La Communauté des Etats indépendants (CEI), qui regroupe la Russie et 10 pays d'ex-URSS a décidé de proposer le chef de la Banque centrale du Kazakhstan, Grigori Martchenko.

Beaucoup d'observateurs parient également sur l'ex-ministre des Finances turc Kemal Dervis.

Le FMI a annoncé la démission de M. Strauss-Kahn dans la nuit de mercredi à jeudi, en publiant une lettre dans laquelle il dit quitter l'institution qu'il dirigeait depuis novembre 2007, et "réfute avec la plus extrême fermeté" les crimes sexuels pour lesquels il est incarcéré à New York depuis lundi.

ats/mre

Publié Modifié

Les possibles successeurs

- Christine Lagarde , 55 ans, ministre française de l'Economie.
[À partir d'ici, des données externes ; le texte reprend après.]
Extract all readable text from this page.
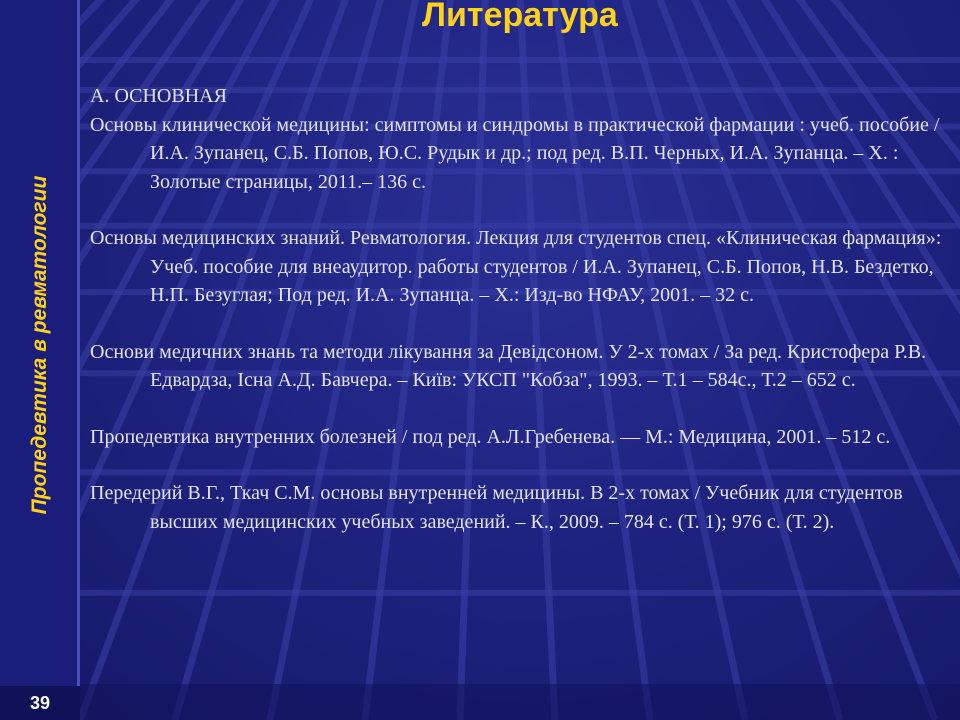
Пропедевтика в ревматологии
39
Литература

А. ОСНОВНАЯ

Основы клинической медицины: симптомы и синдромы в практической фармации : учеб. пособие / И.А. Зупанец, С.Б. Попов, Ю.С. Рудык и др.; под ред. В.П. Черных, И.А. Зупанца. – Х. : Золотые страницы, 2011.– 136 с.

Основы медицинских знаний. Ревматология. Лекция для студентов спец. «Клиническая фармация»: Учеб. пособие для внеаудитор. работы студентов / И.А. Зупанец, С.Б. Попов, Н.В. Бездетко, Н.П. Безуглая; Под ред. И.А. Зупанца. – Х.: Изд-во НФАУ, 2001. – 32 с.

Основи медичних знань та методи лікування за Девідсоном. У 2-х томах / За ред. Кристофера Р.В. Едвардза, Існа А.Д. Бавчера. – Київ: УКСП "Кобза", 1993. – Т.1 – 584с., Т.2 – 652 с.

Пропедевтика внутренних болезней / под ред. А.Л.Гребенева. — М.: Медицина, 2001. – 512 с.

Передерий В.Г., Ткач С.М. основы внутренней медицины. В 2-х томах / Учебник для студентов высших медицинских учебных заведений. – К., 2009. – 784 с. (Т. 1); 976 с. (Т. 2).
L'économiste américain Nouriel Roubini l'a présentée comme le meilleur compromis possible si jamais les Etats membres souhaitent maintenir le poste dans le giron de l'Europe. Elle est très appréciée de ses confrères du G20 et de la zone euro. Cependant, elle est au coeur d'une controverse en France pour sa gestion de l'indemnisation de l'ancien homme d'affaires Bernard Tapie, dans l'affaire de la vente d'Adidas par le Crédit Lyonnais en 1993.

- Kemal Dervis, 62 ans, ancien ministre des Finances turc. Cette figure bien connue des institutions internationales, qui fut administrateur du Programme des Nations unies pour le développement et travailla plus de vingt ans à la Banque mondiale, cumule deux grands atouts: il est issu d'un pays émergent membre du G20 et il est proche des Européens. Il faudra cependant convaincre les Européens qu'ils lâchent le poste.
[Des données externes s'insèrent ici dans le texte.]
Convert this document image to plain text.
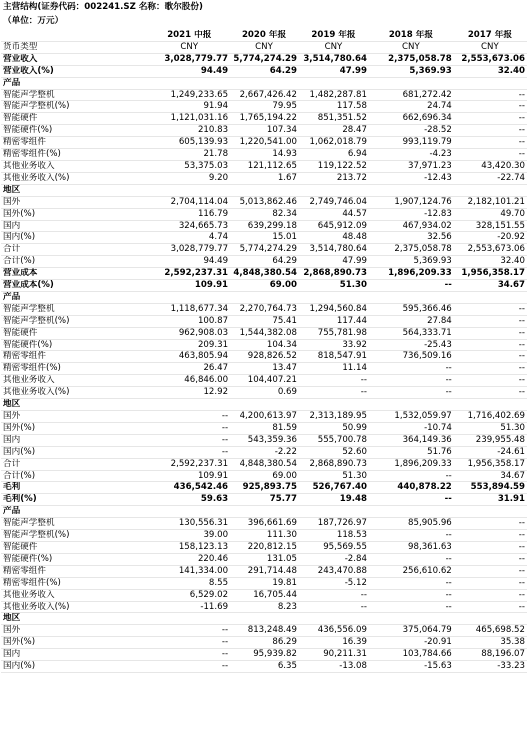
主营结构(证券代码：002241.SZ 名称：歌尔股份)
（单位：万元）
	2021 中报	2020 年报	2019 年报	2018 年报	2017 年报
货币类型	CNY	CNY	CNY	CNY	CNY
营业收入	3,028,779.77	5,774,274.29	3,514,780.64	2,375,058.78	2,553,673.06
营业收入(%)	94.49	64.29	47.99	5,369.93	32.40
产品					
智能声学整机	1,249,233.65	2,667,426.42	1,482,287.81	681,272.42	--
智能声学整机(%)	91.94	79.95	117.58	24.74	--
智能硬件	1,121,031.16	1,765,194.22	851,351.52	662,696.34	--
智能硬件(%)	210.83	107.34	28.47	-28.52	--
精密零组件	605,139.93	1,220,541.00	1,062,018.79	993,119.79	--
精密零组件(%)	21.78	14.93	6.94	-4.23	--
其他业务收入	53,375.03	121,112.65	119,122.52	37,971.23	43,420.30
其他业务收入(%)	9.20	1.67	213.72	-12.43	-22.74
地区					
国外	2,704,114.04	5,013,862.46	2,749,746.04	1,907,124.76	2,182,101.21
国外(%)	116.79	82.34	44.57	-12.83	49.70
国内	324,665.73	639,299.18	645,912.09	467,934.02	328,151.55
国内(%)	4.74	15.01	48.48	32.56	-20.92
合计	3,028,779.77	5,774,274.29	3,514,780.64	2,375,058.78	2,553,673.06
合计(%)	94.49	64.29	47.99	5,369.93	32.40
营业成本	2,592,237.31	4,848,380.54	2,868,890.73	1,896,209.33	1,956,358.17
营业成本(%)	109.91	69.00	51.30	--	34.67
产品					
智能声学整机	1,118,677.34	2,270,764.73	1,294,560.84	595,366.46	--
智能声学整机(%)	100.87	75.41	117.44	27.84	--
智能硬件	962,908.03	1,544,382.08	755,781.98	564,333.71	--
智能硬件(%)	209.31	104.34	33.92	-25.43	--
精密零组件	463,805.94	928,826.52	818,547.91	736,509.16	--
精密零组件(%)	26.47	13.47	11.14	--	--
其他业务收入	46,846.00	104,407.21	--	--	--
其他业务收入(%)	12.92	0.69	--	--	--
地区					
国外	--	4,200,613.97	2,313,189.95	1,532,059.97	1,716,402.69
国外(%)	--	81.59	50.99	-10.74	51.30
国内	--	543,359.36	555,700.78	364,149.36	239,955.48
国内(%)	--	-2.22	52.60	51.76	-24.61
合计	2,592,237.31	4,848,380.54	2,868,890.73	1,896,209.33	1,956,358.17
合计(%)	109.91	69.00	51.30	--	34.67
毛利	436,542.46	925,893.75	526,767.40	440,878.22	553,894.59
毛利(%)	59.63	75.77	19.48	--	31.91
产品					
智能声学整机	130,556.31	396,661.69	187,726.97	85,905.96	--
智能声学整机(%)	39.00	111.30	118.53	--	--
智能硬件	158,123.13	220,812.15	95,569.55	98,361.63	--
智能硬件(%)	220.46	131.05	-2.84	--	--
精密零组件	141,334.00	291,714.48	243,470.88	256,610.62	--
精密零组件(%)	8.55	19.81	-5.12	--	--
其他业务收入	6,529.02	16,705.44	--	--	--
其他业务收入(%)	-11.69	8.23	--	--	--
地区					
国外	--	813,248.49	436,556.09	375,064.79	465,698.52
国外(%)	--	86.29	16.39	-20.91	35.38
国内	--	95,939.82	90,211.31	103,784.66	88,196.07
国内(%)	--	6.35	-13.08	-15.63	-33.23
- Montek Singh Ahluwalia, 67 ans, directeur adjoint du Commissariat au Plan indien. Favori pour être le candidat officiel de New Dehli, il a travaillé et à la Banque mondiale et au Bureau indépendant d'évaluation du FMI. La presse indienne a écrit ces dernières semaines sur l'envie du gouvernement de décrocher le poste. Mais il ne sera pas forcément suivi par ses homologues asiatiques.

- Tharman Shanmugaratnam, 54 ans, ministre des Finances singapourien. Président du Comité monétaire et financier international, l'instance qui détermine les orientations politiques du FMI, il vient d'un pays qui pourrait représenter un bon compromis pour les Asiatiques. Mais sa carrure personnelle n'est pas celle d'autres candidats.

- Trevor Manuel, 55 ans, ancien ministre des Finances sud-africain. Cet homme qui avait accédé très jeune aux responsabilités sous la présidence de Nelson Mandela est poussé par son pays comme représentant de tout un continent. Mais les pays africains sont restés muets depuis que son nom a émergé.

- Agustin Carstens, 52 ans, gouverneur de la Banque du Mexique. Respecté à Washington pour sa gestion des finances publiques à l'époque il fut ministre (2006-2009), il est consensuel au sein du G20. Mais le Mexique contrôle déjà le poste de numéro un de l'OCDE, avec Angel Gurria.

- Stanley Fischer, 67 ans, gouverneur de la Banque d'Israë.l Incarnation du consensus de Washington, il fut premier directeur général adjoint du FMI de 1994 et 2001. Ce poste est traditionnellement réservé à un Américain, nationalité qu'il possède aussi. C'est ce point qui pourrait poser problème, dans la mesure où les Etats-Unis contrôlent la présidence de la Banque mondiale.